Après avoir travaillé à l’extérieur, Ludovic s’est installé après tiers, en 2003, sur une exploitation de 45 ha avec la volonté d’optimiser l’herbe au maximum. Le quota a été porté à 190 000 litres. Le lien avec les cédants s’est fait par l’intermédiaire de l’Adasea. Ludovic recherchait une exploitation avec un parcellaire regroupé et un prix de reprise raisonnable. Originaire d’Ille-et-Vilaine, il n’a pas hésité à changer de département pour réaliser cette installation qu’il appelle « familiale », au sens où toute la famille a déménagé. « La maison était vide depuis 6 ans et il n’y avait plus d’animaux sur le site. Le fait que nous venions nous installer ici en famille, avec un projet de vie, a beaucoup joué », explique-t-il. L’aspect familial était aussi l’élément moteur pour ce nouvel éleveur. « L’exploitation, c’est, d’abord, un lieu pour y vivre, en famille. » Avec un recul de 2 ans, Ludovic s’estime satisfait du revenu qu’il retire de l’exploitation. Et annonce la couleur, pour la suite : « Si, à l’avenir, il faut que je m’agrandisse, ça me posera la question de savoir si je reste agriculteur ou pas. »
Emplois en jeu
« Un milieu rural et agricole qui tient la route, qui n’est pas condamné à dépérir, c’est possible ! Les choses commencent à évoluer positivement à ce niveau-là », a lancé Jean Pluvinage, prenant appui sur le témoignage de Ludovic Billard et ses différentes études, en France et à l’étranger. « En Ardèche, les filières ne crachent plus sur les petites exploitations. Le maintien de la filière passe par le maintien de chacune des structures. » Pour le sociologue, il est primordial de conserver l’existant au nom de tous les emplois qui sont en jeu. « Dans d’autres pays, on y pense aussi beaucoup. C’est essentiel. »
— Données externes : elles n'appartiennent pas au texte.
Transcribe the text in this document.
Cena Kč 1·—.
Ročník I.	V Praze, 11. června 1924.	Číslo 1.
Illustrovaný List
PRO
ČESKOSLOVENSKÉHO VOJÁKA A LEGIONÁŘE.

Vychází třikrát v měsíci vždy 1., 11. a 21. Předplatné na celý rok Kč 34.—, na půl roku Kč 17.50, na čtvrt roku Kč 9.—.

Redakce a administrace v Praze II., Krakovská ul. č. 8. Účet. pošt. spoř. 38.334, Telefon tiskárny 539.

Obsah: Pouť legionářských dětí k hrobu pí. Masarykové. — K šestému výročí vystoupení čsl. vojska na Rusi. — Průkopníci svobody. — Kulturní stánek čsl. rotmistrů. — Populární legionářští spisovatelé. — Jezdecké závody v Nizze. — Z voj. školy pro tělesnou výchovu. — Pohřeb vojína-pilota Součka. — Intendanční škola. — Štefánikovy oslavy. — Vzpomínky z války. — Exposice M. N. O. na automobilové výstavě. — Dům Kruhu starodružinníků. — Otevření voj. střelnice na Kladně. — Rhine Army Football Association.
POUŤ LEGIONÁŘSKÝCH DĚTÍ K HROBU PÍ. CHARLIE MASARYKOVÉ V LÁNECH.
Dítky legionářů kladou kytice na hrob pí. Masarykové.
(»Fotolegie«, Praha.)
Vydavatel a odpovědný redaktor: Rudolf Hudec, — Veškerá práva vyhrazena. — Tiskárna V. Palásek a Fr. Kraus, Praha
« Quid de la transmission quand l’exploitation s’agrandit tellement que son prix en devient exorbitant ? Comment réussir à s’occuper de l’environnement de l’exploitation quand on est déjà débordé par le travail courant ? » se sont interrogés les responsables du syndicat, pour lesquels le maître-mot devrait rester : « une installation pour chaque départ ». Ils ont, enfin, insisté sur la possibilité de réaliser la mise aux normes de l’exploitation à moindres frais alors que la tendance actuelle est plutôt aux lourds investissements. Pour Raymond Robic, secrétaire général du syndicat, « la mise aux normes a toujours été un prétexte à la restructuration ».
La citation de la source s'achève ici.